# Savage Solder: Measuring Localization Accuracy Part 3

In Part 1 and Part 2, I described why we’re trying to measure localization accuracy, and the properties of a GPS receiver that allows us to do so. In this post, I’ll describe the technique we used to measure accuracy of our solution purely from recorded data, without needing to go back out to the field every time a change was made.

## Our solution

The technique we used to measure localization accuracy is somewhat similar to the Allan Variance plots used in part 2. Here, we take a large corpus of pre-recorded sensor data from the vehicle and re-run it through the localization solution. The trick is that for a given time window, the GPS updates are witheld from the filter, then at the end of the window, the difference between the estimated position and the measured GPS position is recorded. The cycle then starts anew at the current time, with the estimate being reset to the best possible one, and GPS denied until the next window end. Each sampled error is one data point showing how far off the localization solution can be after that much time with no GPS.

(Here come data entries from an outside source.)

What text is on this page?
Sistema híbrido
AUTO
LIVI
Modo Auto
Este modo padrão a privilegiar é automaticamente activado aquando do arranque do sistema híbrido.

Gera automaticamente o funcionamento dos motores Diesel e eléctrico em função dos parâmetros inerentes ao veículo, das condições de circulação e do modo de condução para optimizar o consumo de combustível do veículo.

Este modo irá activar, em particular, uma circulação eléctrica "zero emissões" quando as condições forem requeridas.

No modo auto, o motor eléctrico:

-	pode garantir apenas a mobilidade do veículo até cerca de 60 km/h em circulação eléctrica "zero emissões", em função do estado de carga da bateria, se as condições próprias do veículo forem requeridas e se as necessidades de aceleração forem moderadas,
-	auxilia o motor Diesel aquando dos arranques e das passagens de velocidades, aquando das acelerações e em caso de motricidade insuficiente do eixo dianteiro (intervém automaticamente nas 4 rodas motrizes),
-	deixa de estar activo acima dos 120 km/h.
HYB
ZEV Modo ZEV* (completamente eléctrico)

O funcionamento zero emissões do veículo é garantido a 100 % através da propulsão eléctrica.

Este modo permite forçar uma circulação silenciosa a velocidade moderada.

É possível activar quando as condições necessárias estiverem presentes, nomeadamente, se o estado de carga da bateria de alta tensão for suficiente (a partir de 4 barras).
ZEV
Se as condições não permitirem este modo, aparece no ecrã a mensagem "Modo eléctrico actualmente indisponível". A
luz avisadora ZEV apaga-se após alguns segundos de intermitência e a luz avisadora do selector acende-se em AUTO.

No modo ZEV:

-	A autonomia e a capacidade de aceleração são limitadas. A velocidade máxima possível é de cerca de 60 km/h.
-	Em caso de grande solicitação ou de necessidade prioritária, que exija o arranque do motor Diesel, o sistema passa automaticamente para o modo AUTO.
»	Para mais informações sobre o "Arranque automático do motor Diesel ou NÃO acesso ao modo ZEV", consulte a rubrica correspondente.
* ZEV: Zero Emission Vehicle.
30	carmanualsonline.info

We expect this to be effective because, as the plots in part 2 showed, over short time windows, the average drift in the GPS is actually pretty small. For instance, the u-blox 6 on savage solder, within a 5s time window, will have drifted only about 0.6m with 95% confidence.

Once the results have been collated for a given time window, say 1s, we repeat the entire process for 2s, then 3s, etc. The curves this produces show how rapidly the position error in localization grows with time. The lower the value is at longer time intervals, that means the vehicle is more robust to GPS outages or drifts.

## Results on Savage Solder’s 2013 AVC software

A plot of our 2013 AVC localization solution’s accuracy is shown below. It was measured over about 30 minutes of autonomous driving, mostly recorded in the weeks leading up to the 2013 AVC. I have superimposed on it the 68% and 95% confidence in the u-blox drift for reference. If the localization solution were perfect, we would expect the measured errors to approximately line up with the GPS drift over the same time interval.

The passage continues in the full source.